Bab 17

2.7K 272 55
                                    

"Lo masih sama suka ngasih harapan dan dengan bodohnya gue percaya atas semua harapan lo."

※※※※※

"HATCHIM!"

Suara bersin terdengar beberapa kali di sela-sela rapat Pensi yang sedang berlangsung. Sudah berkali-kali Diego, selaku pemimpin rapat berhenti berbicara dan menyuruh Davka untuk segera pulang saja namun ditolak mentah-mentah oleh anak itu.

Ia sebagai ketua OSIS tentu saja merasa bertanggungjawab sehingga ia tidak bisa meninggalkan rapat begitu saja. Terlebih lagi di ruangan ini sekarang terdapat Afreen dan tentu saja, ia ingin terlihat sekeren mungkin.
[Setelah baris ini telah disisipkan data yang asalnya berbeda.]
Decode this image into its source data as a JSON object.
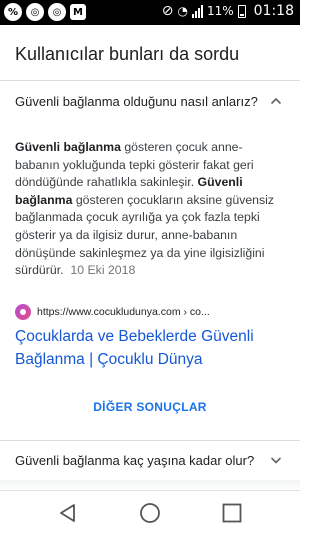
{
  "status_bar": {
    "icons_left": [
      "percent-icon",
      "chrome-icon",
      "chrome-icon",
      "gmail-icon"
    ],
    "battery_percent": "11%",
    "time": "01:18"
  },
  "card": {
    "title": "Kullanıcılar bunları da sordu",
    "question_expanded": "Güvenli bağlanma olduğunu nasıl anlarız?",
    "answer": {
      "seg1_bold": "Güvenli bağlanma",
      "seg2": " gösteren çocuk anne-babanın yokluğunda tepki gösterir fakat geri döndüğünde rahatlıkla sakinleşir. ",
      "seg3_bold": "Güvenli bağlanma",
      "seg4": " gösteren çocukların aksine güvensiz bağlanmada çocuk ayrılığa ya çok fazla tepki gösterir ya da ilgisiz durur, anne-babanın dönüşünde sakinleşmez ya da yine ilgisizliğini sürdürür.",
      "date": "10 Eki 2018"
    },
    "source_url": "https://www.cocukludunya.com › co...",
    "result_title": "Çocuklarda ve Bebeklerde Güvenli Bağlanma | Çocuklu Dünya",
    "more_results": "DİĞER SONUÇLAR",
    "question_collapsed": "Güvenli bağlanma kaç yaşına kadar olur?"
  },
  "colors": {
    "link": "#1558d6",
    "more_button": "#1a73e8",
    "divider": "#dadce0"
  }
}
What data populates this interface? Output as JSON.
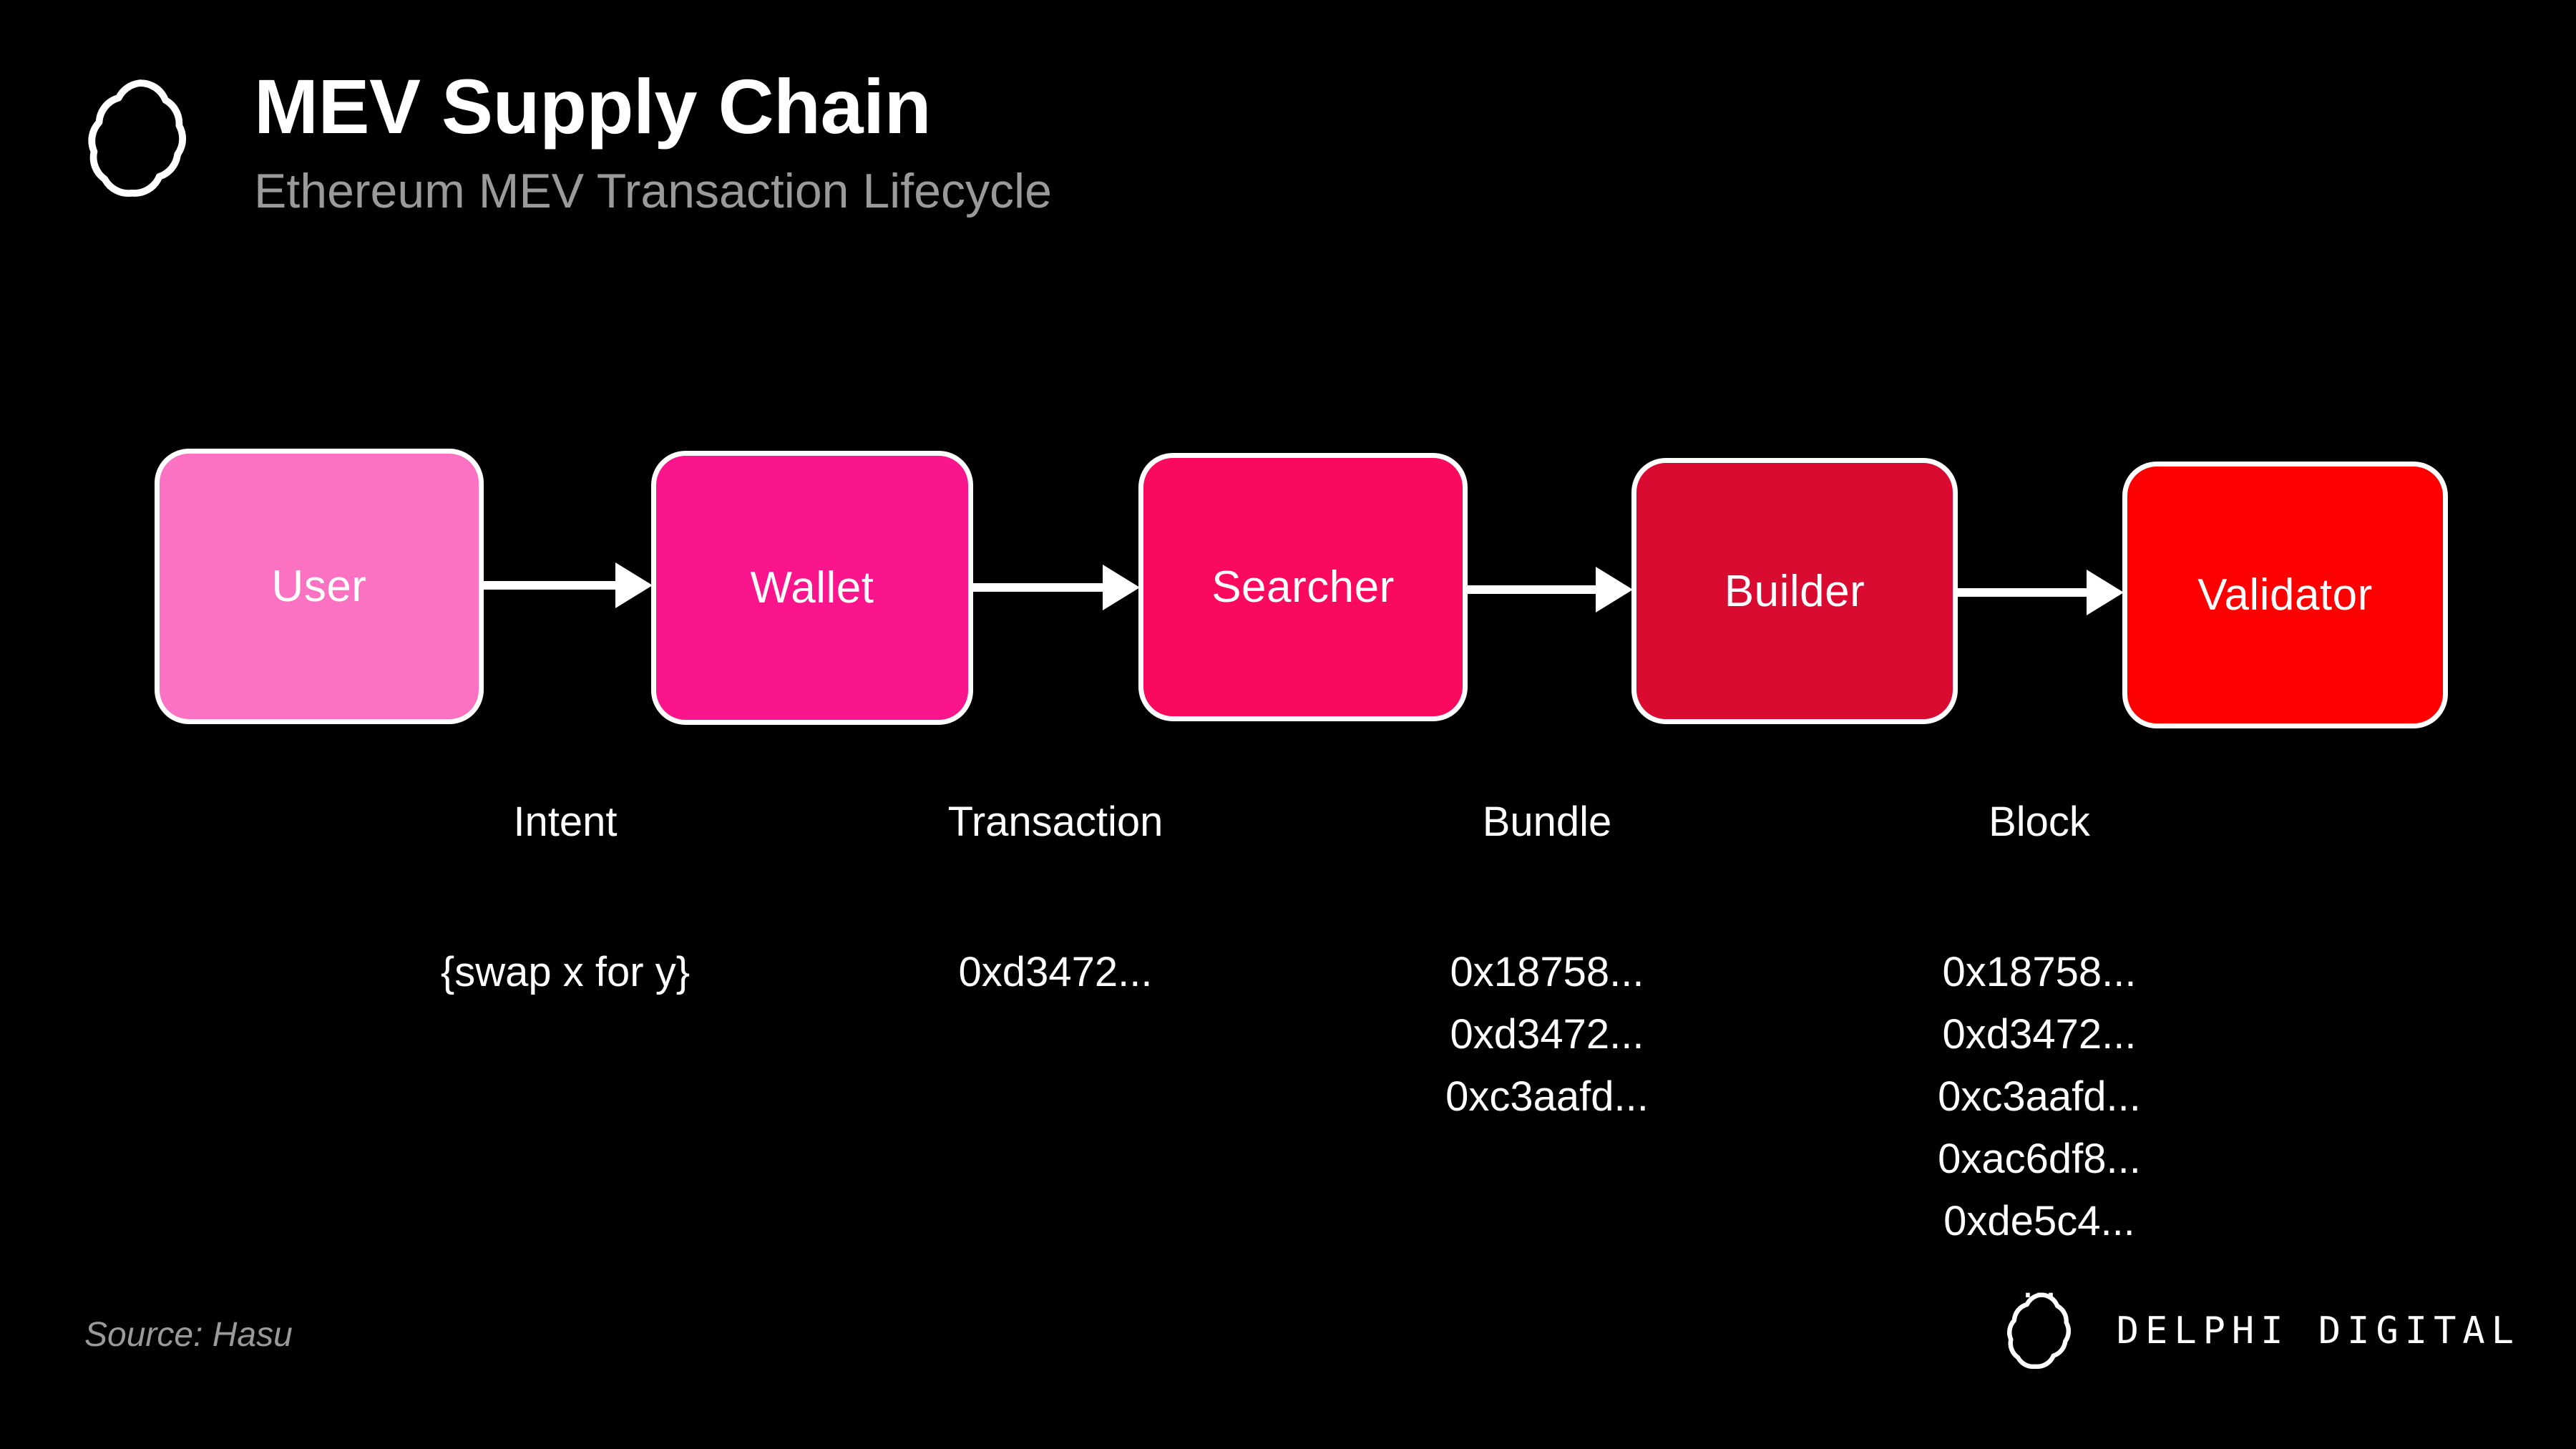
{
  "header": {
    "title": "MEV Supply Chain",
    "subtitle": "Ethereum MEV Transaction Lifecycle",
    "logo_icon": "delphi-knot-icon"
  },
  "colors": {
    "background": "#000000",
    "node_border": "#ffffff",
    "arrow": "#ffffff",
    "title": "#ffffff",
    "subtitle": "#9a9a9a",
    "source_note": "#9a9a9a",
    "node_user": "#FB72C3",
    "node_wallet": "#FA158C",
    "node_searcher": "#FA0A5F",
    "node_builder": "#DA0B30",
    "node_validator": "#FF0000"
  },
  "chart_data": {
    "type": "diagram",
    "title": "MEV Supply Chain",
    "subtitle": "Ethereum MEV Transaction Lifecycle",
    "nodes": [
      {
        "id": "user",
        "label": "User",
        "color": "#FB72C3"
      },
      {
        "id": "wallet",
        "label": "Wallet",
        "color": "#FA158C"
      },
      {
        "id": "searcher",
        "label": "Searcher",
        "color": "#FA0A5F"
      },
      {
        "id": "builder",
        "label": "Builder",
        "color": "#DA0B30"
      },
      {
        "id": "validator",
        "label": "Validator",
        "color": "#FF0000"
      }
    ],
    "edges": [
      {
        "from": "user",
        "to": "wallet",
        "label": "Intent"
      },
      {
        "from": "wallet",
        "to": "searcher",
        "label": "Transaction"
      },
      {
        "from": "searcher",
        "to": "builder",
        "label": "Bundle"
      },
      {
        "from": "builder",
        "to": "validator",
        "label": "Block"
      }
    ]
  },
  "flow": {
    "nodes": [
      {
        "label": "User"
      },
      {
        "label": "Wallet"
      },
      {
        "label": "Searcher"
      },
      {
        "label": "Builder"
      },
      {
        "label": "Validator"
      }
    ],
    "columns": [
      {
        "label": "Intent",
        "payload": [
          "{swap x for y}"
        ]
      },
      {
        "label": "Transaction",
        "payload": [
          "0xd3472..."
        ]
      },
      {
        "label": "Bundle",
        "payload": [
          "0x18758...",
          "0xd3472...",
          "0xc3aafd..."
        ]
      },
      {
        "label": "Block",
        "payload": [
          "0x18758...",
          "0xd3472...",
          "0xc3aafd...",
          "0xac6df8...",
          "0xde5c4...",
          "..."
        ]
      }
    ]
  },
  "footer": {
    "source": "Source: Hasu",
    "wordmark": "DELPHI DIGITAL",
    "logo_icon": "delphi-knot-icon"
  }
}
"Nah, untuk masalah anggaran, kit—"

"HATCHIM!"

Lagi-lagi suara bersin kembali terdengar yang seketika membuat Diego segera mengambil ponselnya dari saku celanaya kemudian menelpon seseorang.

"Halo," ujar Diego setelah seseorang di ujung telponnya menyahut.

Diego melirik sekilas ke arah Davka yang tengah sibuk membersihkan hidungnya dengan tisu milik Kailasha.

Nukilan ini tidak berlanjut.